There’s never been a better time to focus on social value and sustainability. Don’t miss a brilliant lunchtime event tomorrow (Tuesday)
I’ve just jumped off our final Zoom briefing for our event tomorrow at Greenhouse, and if you’re coming tomorrow, you are going to be so impressed by the incredibly talented people we’ve been lucky enough to assemble. These are the people who care – a lot – about other people and through their work in the built environment bring the most creative, intellectual, technical and academic powers to bear on the outcomes.
Besides, could there be a better time to talk about social value, sustainability and climate change? Because if not now, with a thumping victory for the only major party that’s likely to take this stuff seriously, when?
OK, 20 maybe 30 years ago would have been better – but now is all we have.
In Australia, we just removed some of the biggest hurdles and barriers to rapid transformation. The naysayers who hide behind their lack of scientific qualifications to doubt climate change, who want to silence the Voice and Welcome to Country, who want an anti-woke agenda to make disrespect and segregation great again, have been put to the test in the election we are so privileged to have been part of.
We will say no more on that negative score and take our cue from newly re-elected PM Anthony Albanese who, as he was about to deliver his victory speech, hushed the boos for opposition leader Peter Dutton and called for respect and courtesy.
So enough said.
Moving on to the exciting work, we are so, so lucky to be involved in. This brilliant sustainability industry is now unshackled, fully. No more excuses about the possibility of a new government rolling back the gains the way Tony Abbott did. And we will not hesitate to apply all the pressure we can to Mr Albanese and his government to complete what is still left undone on climate and sustainability.

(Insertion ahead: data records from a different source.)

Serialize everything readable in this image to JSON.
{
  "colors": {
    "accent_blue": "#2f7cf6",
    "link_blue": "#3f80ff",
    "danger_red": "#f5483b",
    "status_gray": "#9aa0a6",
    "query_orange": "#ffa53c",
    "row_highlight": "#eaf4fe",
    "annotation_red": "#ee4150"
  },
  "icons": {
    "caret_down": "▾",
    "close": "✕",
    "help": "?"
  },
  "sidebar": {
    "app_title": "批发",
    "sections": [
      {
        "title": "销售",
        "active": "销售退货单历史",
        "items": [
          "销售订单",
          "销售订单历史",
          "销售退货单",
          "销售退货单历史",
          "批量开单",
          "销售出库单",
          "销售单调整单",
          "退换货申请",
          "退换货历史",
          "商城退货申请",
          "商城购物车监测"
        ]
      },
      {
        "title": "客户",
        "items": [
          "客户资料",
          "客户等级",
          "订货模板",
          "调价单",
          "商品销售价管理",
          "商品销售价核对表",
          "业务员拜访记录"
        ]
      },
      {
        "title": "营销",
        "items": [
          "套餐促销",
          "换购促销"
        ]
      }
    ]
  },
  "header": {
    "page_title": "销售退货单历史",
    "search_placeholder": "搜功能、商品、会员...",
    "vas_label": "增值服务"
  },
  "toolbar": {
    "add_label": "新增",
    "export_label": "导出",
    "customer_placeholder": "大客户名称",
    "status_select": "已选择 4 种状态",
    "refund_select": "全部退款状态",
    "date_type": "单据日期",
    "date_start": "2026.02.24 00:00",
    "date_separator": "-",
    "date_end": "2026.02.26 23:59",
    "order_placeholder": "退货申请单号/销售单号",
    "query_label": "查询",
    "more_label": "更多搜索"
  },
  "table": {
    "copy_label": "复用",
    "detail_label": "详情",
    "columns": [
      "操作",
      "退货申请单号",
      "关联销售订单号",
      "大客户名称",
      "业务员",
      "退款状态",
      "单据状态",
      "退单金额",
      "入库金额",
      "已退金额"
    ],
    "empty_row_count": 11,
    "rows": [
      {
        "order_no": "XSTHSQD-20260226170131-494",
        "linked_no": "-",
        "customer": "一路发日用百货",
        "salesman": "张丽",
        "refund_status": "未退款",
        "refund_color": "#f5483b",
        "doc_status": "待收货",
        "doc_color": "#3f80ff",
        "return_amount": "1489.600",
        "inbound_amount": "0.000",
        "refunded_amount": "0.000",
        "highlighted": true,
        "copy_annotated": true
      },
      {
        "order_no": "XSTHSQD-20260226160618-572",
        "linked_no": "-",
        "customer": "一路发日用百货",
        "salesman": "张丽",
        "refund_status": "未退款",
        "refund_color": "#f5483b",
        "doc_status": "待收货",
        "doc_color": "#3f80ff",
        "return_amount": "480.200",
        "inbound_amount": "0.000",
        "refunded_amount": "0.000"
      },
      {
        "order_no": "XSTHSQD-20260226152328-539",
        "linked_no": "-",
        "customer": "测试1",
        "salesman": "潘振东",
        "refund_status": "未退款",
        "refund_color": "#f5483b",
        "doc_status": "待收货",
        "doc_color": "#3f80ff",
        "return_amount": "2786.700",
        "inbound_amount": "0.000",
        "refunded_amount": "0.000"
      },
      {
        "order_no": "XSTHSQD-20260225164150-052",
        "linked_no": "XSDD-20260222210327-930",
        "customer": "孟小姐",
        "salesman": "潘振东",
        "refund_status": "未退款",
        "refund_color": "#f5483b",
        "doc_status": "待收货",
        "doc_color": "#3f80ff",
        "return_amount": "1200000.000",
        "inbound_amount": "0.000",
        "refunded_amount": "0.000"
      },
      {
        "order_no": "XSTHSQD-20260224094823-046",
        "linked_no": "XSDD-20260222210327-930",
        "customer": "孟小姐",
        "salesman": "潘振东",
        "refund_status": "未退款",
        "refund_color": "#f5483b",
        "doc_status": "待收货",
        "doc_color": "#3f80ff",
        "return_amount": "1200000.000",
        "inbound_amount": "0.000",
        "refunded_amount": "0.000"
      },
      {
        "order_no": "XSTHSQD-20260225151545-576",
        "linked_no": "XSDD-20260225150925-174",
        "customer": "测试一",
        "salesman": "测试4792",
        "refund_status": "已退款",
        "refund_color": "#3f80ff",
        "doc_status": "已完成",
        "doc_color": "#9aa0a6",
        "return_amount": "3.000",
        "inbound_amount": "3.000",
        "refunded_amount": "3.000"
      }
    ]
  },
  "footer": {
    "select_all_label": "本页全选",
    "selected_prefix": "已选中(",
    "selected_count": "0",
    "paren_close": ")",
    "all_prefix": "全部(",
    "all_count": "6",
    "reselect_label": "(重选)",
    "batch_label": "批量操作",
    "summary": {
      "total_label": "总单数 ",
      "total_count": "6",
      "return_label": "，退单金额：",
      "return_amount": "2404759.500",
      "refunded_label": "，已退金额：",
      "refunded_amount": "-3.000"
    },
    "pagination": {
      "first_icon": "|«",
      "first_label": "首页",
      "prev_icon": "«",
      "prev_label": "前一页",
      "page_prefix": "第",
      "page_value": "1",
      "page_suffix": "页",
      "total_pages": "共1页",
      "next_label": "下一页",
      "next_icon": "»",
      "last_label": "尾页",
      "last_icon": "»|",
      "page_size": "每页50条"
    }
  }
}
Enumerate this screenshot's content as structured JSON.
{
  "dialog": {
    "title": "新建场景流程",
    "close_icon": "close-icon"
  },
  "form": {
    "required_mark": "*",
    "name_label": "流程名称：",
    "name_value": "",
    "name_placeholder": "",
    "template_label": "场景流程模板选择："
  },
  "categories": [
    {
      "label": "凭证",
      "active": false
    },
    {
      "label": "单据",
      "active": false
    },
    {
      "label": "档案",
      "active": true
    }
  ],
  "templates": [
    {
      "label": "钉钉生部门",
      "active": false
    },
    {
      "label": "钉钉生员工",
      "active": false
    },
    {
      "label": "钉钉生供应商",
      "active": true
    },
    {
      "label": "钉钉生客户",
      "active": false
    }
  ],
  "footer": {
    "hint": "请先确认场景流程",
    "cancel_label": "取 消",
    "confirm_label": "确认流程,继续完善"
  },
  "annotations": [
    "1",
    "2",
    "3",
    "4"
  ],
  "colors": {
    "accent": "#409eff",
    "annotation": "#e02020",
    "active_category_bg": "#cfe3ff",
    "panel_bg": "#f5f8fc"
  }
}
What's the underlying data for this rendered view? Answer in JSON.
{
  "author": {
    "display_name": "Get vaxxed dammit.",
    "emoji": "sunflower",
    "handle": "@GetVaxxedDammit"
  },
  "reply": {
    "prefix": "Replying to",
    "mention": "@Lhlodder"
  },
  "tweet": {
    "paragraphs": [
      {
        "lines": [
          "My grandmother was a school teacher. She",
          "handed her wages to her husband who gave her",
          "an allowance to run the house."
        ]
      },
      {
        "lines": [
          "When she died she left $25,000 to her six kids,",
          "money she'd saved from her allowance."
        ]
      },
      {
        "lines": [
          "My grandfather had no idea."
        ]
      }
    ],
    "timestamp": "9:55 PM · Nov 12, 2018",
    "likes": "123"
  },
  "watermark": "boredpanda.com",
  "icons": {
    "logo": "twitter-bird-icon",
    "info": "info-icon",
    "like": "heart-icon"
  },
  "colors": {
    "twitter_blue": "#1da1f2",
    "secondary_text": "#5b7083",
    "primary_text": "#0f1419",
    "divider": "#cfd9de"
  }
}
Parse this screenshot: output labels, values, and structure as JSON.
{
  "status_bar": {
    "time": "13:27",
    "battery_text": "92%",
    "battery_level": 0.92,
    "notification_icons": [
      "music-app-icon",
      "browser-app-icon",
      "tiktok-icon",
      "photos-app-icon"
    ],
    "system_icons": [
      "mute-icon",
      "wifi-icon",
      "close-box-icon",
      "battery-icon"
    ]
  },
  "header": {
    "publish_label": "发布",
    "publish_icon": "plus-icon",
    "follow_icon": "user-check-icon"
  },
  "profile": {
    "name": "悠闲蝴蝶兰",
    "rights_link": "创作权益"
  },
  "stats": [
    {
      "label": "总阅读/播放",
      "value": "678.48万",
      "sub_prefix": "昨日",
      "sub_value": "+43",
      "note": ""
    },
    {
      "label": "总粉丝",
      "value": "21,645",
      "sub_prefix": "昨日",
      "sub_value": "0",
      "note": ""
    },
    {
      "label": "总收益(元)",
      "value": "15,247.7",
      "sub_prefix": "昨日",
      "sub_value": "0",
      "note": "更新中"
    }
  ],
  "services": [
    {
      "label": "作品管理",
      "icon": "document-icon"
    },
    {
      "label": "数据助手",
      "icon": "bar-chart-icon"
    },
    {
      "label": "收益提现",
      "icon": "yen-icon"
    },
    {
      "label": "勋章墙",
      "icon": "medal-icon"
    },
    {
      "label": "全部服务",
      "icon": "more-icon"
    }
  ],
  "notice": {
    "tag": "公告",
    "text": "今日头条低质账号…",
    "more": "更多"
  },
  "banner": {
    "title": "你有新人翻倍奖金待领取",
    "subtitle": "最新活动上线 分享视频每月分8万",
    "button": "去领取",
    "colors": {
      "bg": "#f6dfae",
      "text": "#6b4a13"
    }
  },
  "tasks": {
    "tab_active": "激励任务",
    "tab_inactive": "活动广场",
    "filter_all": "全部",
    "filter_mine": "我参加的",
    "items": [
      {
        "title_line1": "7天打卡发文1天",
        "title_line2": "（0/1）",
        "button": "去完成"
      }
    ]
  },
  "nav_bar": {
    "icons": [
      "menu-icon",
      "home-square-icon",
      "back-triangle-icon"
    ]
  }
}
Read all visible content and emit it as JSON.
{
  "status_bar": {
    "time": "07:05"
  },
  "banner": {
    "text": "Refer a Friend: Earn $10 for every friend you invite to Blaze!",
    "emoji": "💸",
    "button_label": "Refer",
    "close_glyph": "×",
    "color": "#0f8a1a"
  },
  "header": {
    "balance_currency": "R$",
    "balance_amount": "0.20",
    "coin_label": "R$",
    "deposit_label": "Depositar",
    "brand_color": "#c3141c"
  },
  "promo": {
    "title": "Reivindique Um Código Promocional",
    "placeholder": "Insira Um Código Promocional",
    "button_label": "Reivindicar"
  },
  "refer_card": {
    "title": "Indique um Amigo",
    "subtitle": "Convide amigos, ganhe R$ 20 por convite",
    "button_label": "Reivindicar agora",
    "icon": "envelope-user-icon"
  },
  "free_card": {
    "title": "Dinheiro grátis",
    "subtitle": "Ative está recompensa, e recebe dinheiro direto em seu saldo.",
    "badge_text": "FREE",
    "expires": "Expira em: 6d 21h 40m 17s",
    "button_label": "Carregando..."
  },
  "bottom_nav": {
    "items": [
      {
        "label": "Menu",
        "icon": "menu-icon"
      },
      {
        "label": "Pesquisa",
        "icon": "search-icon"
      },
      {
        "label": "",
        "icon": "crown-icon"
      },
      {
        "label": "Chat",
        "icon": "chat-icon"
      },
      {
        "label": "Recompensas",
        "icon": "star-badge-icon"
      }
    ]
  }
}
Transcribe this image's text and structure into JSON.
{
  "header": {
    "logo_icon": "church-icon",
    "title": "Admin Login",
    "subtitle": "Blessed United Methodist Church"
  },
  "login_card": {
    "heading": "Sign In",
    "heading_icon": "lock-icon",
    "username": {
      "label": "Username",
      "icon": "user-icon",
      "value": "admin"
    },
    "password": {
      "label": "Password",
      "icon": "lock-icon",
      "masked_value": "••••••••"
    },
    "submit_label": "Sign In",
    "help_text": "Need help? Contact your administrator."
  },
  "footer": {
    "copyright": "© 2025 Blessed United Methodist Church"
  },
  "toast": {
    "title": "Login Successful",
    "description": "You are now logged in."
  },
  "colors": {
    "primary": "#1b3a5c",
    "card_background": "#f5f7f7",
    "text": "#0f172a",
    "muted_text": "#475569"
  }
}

With the kind of majority the Australian Labor Party has just achieved, he has no excuse not to risk a bit of offence to the one sector that fully deserves it, still – the fossil fuel industry, that has kept him knocking back the stronger environment laws that we have been promised. Tanya Plibersek, if you are still the environment minister in the new ministerial lineup, we’ll have your back.
The built environment knows it can have an enormous impact on many of our ambitions.
In our session on Tuesday, we will zero in on how it can influence outcomes on social value, connectivity and fighting the scourge of the loneliness epidemic, now affecting one in three people, up from four, Professor Xiaoqi Feng said.
Kellie Payne of Bates Smart said blue zones designed 100 years ago may not work on the humans of today. We need wonder, early formed habits that gently nudge people into what is good for them, not necessarily what they find easy.
Petie Walker from Stockland, in a one-on-one chat with me, will scroll through the challenges of how to measure social impact and the framework that her team has just completed after two years of work. And she’ll let us in on the early plans for the Waterloo redevelopment.
Gabrielle McMillan has thousands of surveys and thousands of clients, mostly in office buildings, who tell her company, Equiem, their most successful social engagement program to get people back to the office!